This was a “challenge” book. I wouldn’t particularly have chosen to read a book about the problems posed by being a fat teenage girl: I could write my own book on that subject. Having said which, it was quite interesting to read about the beauty pageant culture. $200 to enter a competition for schoolgirls! And this was in 2015, so I assume that it’s more like $250 now. I don’t know how true to life the book is, but the beauty pageant was considered such a big deal that all the entrants got the day before off school to prepare for it. I can just imagine my old headmistress’s face if a load of girls, or even one girl, had asked for a day off school to prepare for a beauty contest. Furthermore, it was lovely to read an American teenage novel set in the South (Texas). In my day, they were all set in either New York/New Jersey or California, and the rest of the US never got a look in!
The book also introduced me to the concept of “mums”, which are apparently a Texan thing. “Mum” was originally just a shortened version of chrysanthemum, because girls would wear chrysanthemum corsages for “homecoming”. But now people wear big OTT things with decorations and even teddy bears attached. Also, apparently it’s a thing for girls to ask boys to school dances, not the other way round. But they can’t just ask. They have to wear fancy dress or bake a cake or something. I’m sure it can’t have been like this in the ’80s and ’90s.
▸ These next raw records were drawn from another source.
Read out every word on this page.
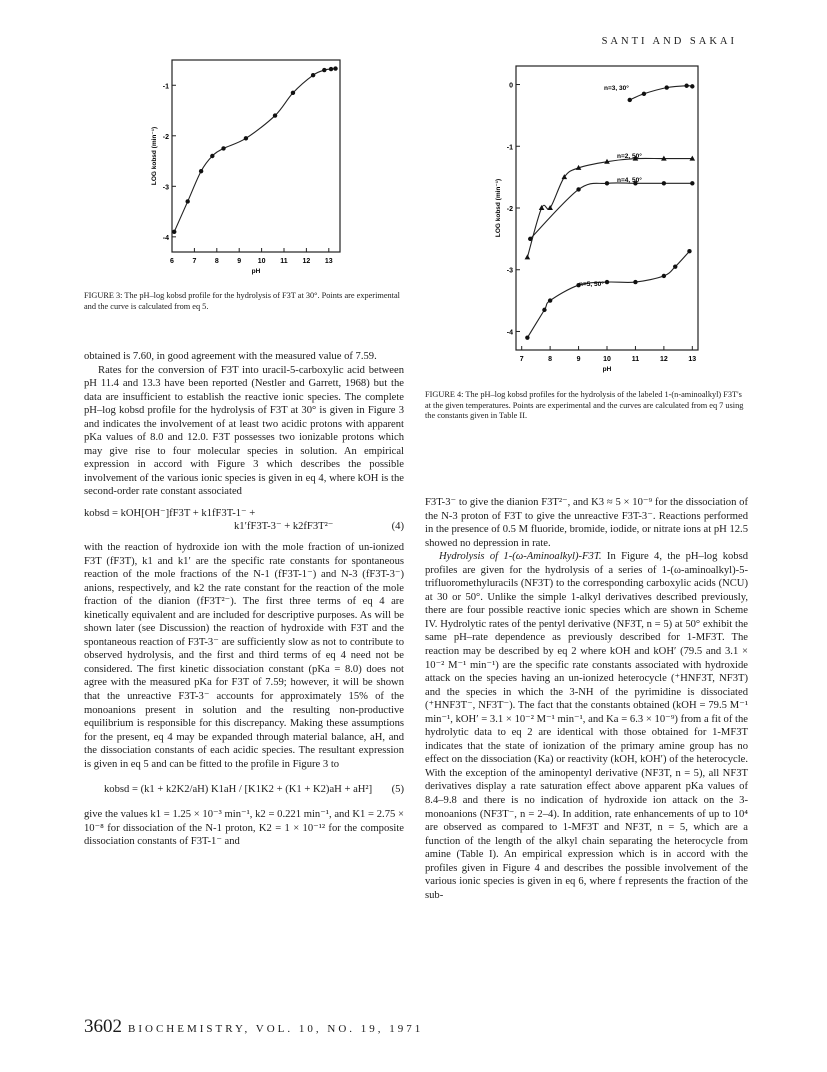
SANTI AND SAKAI
6	7	8	9 10 11 12 13
-1
-2
-3
-4
pH
LOG kobsd (min⁻¹)
FIGURE 3: The pH–log kobsd profile for the hydrolysis of F3T at 30°. Points are experimental and the curve is calculated from eq 5.
7	8	9	10	11	12	13
0
-1
-2
-3
-4
pH
LOG kobsd (min⁻¹)
n=3, 30°
n=2, 50°
n=4, 50°
n=5, 50°
FIGURE 4: The pH–log kobsd profiles for the hydrolysis of the labeled 1-(n-aminoalkyl) F3T's at the given temperatures. Points are experimental and the curves are calculated from eq 7 using the constants given in Table II.

obtained is 7.60, in good agreement with the measured value of 7.59.

Rates for the conversion of F3T into uracil-5-carboxylic acid between pH 11.4 and 13.3 have been reported (Nestler and Garrett, 1968) but the data are insufficient to establish the reactive ionic species. The complete pH–log kobsd profile for the hydrolysis of F3T at 30° is given in Figure 3 and indicates the involvement of at least two acidic protons with apparent pKa values of 8.0 and 12.0. F3T possesses two ionizable protons which may give rise to four molecular species in solution. An empirical expression in accord with Figure 3 which describes the possible involvement of the various ionic species is given in eq 4, where kOH is the second-order rate constant associated

kobsd = kOH[OH⁻]fF3T + k1fF3T-1⁻ +
k1′fF3T-3⁻ + k2fF3T²⁻	(4)

with the reaction of hydroxide ion with the mole fraction of un-ionized F3T (fF3T), k1 and k1′ are the specific rate constants for spontaneous reaction of the mole fractions of the N-1 (fF3T-1⁻) and N-3 (fF3T-3⁻) anions, respectively, and k2 the rate constant for the reaction of the mole fraction of the dianion (fF3T²⁻). The first three terms of eq 4 are kinetically equivalent and are included for descriptive purposes. As will be shown later (see Discussion) the reaction of hydroxide with F3T and the spontaneous reaction of F3T-3⁻ are sufficiently slow as not to contribute to observed hydrolysis, and the first and third terms of eq 4 need not be considered. The first kinetic dissociation constant (pKa = 8.0) does not agree with the measured pKa for F3T of 7.59; however, it will be shown that the unreactive F3T-3⁻ accounts for approximately 15% of the monoanions present in solution and the resulting non-productive equilibrium is responsible for this discrepancy. Making these assumptions for the present, eq 4 may be expanded through material balance, aH, and the dissociation constants of each acidic species. The resultant expression is given in eq 5 and can be fitted to the profile in Figure 3 to

kobsd = (k1 + k2K2/aH) K1aH / [K1K2 + (K1 + K2)aH + aH²] (5)

give the values k1 = 1.25 × 10⁻³ min⁻¹, k2 = 0.221 min⁻¹, and K1 = 2.75 × 10⁻⁸ for dissociation of the N-1 proton, K2 = 1 × 10⁻¹² for the composite dissociation constants of F3T-1⁻ and

F3T-3⁻ to give the dianion F3T²⁻, and K3 ≈ 5 × 10⁻⁹ for the dissociation of the N-3 proton of F3T to give the unreactive F3T-3⁻. Reactions performed in the presence of 0.5 M fluoride, bromide, iodide, or nitrate ions at pH 12.5 showed no depression in rate.

Hydrolysis of 1-(ω-Aminoalkyl)-F3T. In Figure 4, the pH–log kobsd profiles are given for the hydrolysis of a series of 1-(ω-aminoalkyl)-5-trifluoromethyluracils (NF3T) to the corresponding carboxylic acids (NCU) at 30 or 50°. Unlike the simple 1-alkyl derivatives described previously, there are four possible reactive ionic species which are shown in Scheme IV. Hydrolytic rates of the pentyl derivative (NF3T, n = 5) at 50° exhibit the same pH–rate dependence as previously described for 1-MF3T. The reaction may be described by eq 2 where kOH and kOH′ (79.5 and 3.1 × 10⁻² M⁻¹ min⁻¹) are the specific rate constants associated with hydroxide attack on the species having an un-ionized heterocycle (⁺HNF3T, NF3T) and the species in which the 3-NH of the pyrimidine is dissociated (⁺HNF3T⁻, NF3T⁻). The fact that the constants obtained (kOH = 79.5 M⁻¹ min⁻¹, kOH′ = 3.1 × 10⁻² M⁻¹ min⁻¹, and Ka = 6.3 × 10⁻⁹) from a fit of the hydrolytic data to eq 2 are identical with those obtained for 1-MF3T indicates that the state of ionization of the primary amine group has no effect on the dissociation (Ka) or reactivity (kOH, kOH′) of the heterocycle. With the exception of the aminopentyl derivative (NF3T, n = 5), all NF3T derivatives display a rate saturation effect above apparent pKa values of 8.4–9.8 and there is no indication of hydroxide ion attack on the 3-monoanions (NF3T⁻, n = 2–4). In addition, rate enhancements of up to 10⁴ are observed as compared to 1-MF3T and NF3T, n = 5, which are a function of the length of the alkyl chain separating the heterocycle from amine (Table I). An empirical expression which is in accord with the profiles given in Figure 4 and describes the possible involvement of the various ionic species is given in eq 6, where f represents the fraction of the sub-

3602 BIOCHEMISTRY, VOL. 10, NO. 19, 1971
Anyway, the idea of the book is that the unfortunately-named Willowdean is a very overweight teenage girl, whose mum (mum as in mother, not mum as in chrysanthemum attached to teddy bears) runs the local beauty pageant, with which the whole town is obsessed. In the year that she’s sixteen, Willowdean, together with three other girls all considered unattractive for various reasons, all decide to make a point by entering. But so does Willowdean’s glamorous best friend, whereupon the two of them fall out. We also keep hearing about how Willowdean’s beloved auntie died of being extremely overweight, which is rather miserable.
Willowdean is disqualified from the competition for breaking the rules, which avoids the author having to show her either winning or losing. The competition includes the girls parading in their swimwear, which I’m not sure is entirely tasteful for 16-year-olds to be doing in front of an audience. However, she gets a very handsome sporty guy as a boyfriend, and has another guy chasing after her as well. I assume that this was the author being positive. In my experience, handsome sporty boys do not go after fat girls. Sorry, but they don’t.
I was assuming that the book would end with Willowdean becoming really confident about everything, and everyone in the town realising that you didn’t have to be slim to be pretty, but it didn’t, really. Willowdean was never really not confident, apart from worrying that people would think it was weird for a good-looking boy to be going out with a fat girl. Anyway, she and her best friend made up, and she stopped worrying that people would think her relationship was weird.
It was a nice idea. But being a fat teenage girl really isn’t very nice, because it’s very hard to be confident when the world is so negative about you. And that was in my day, before social media and everyone sharing photographs of anything and everything. As for beauty pageants. I remember when Miss World was as big an annual televised event as the Eurovision Song Contest, and I always thought it was a bit of fun. But the idea of making such a big deal of a beauty pageant for schoolgirls, held in public with a big audience, isn’t something with which I’m 100% comfortable. But, hey, each to their own!
I’ll get back to the historical novels now :-).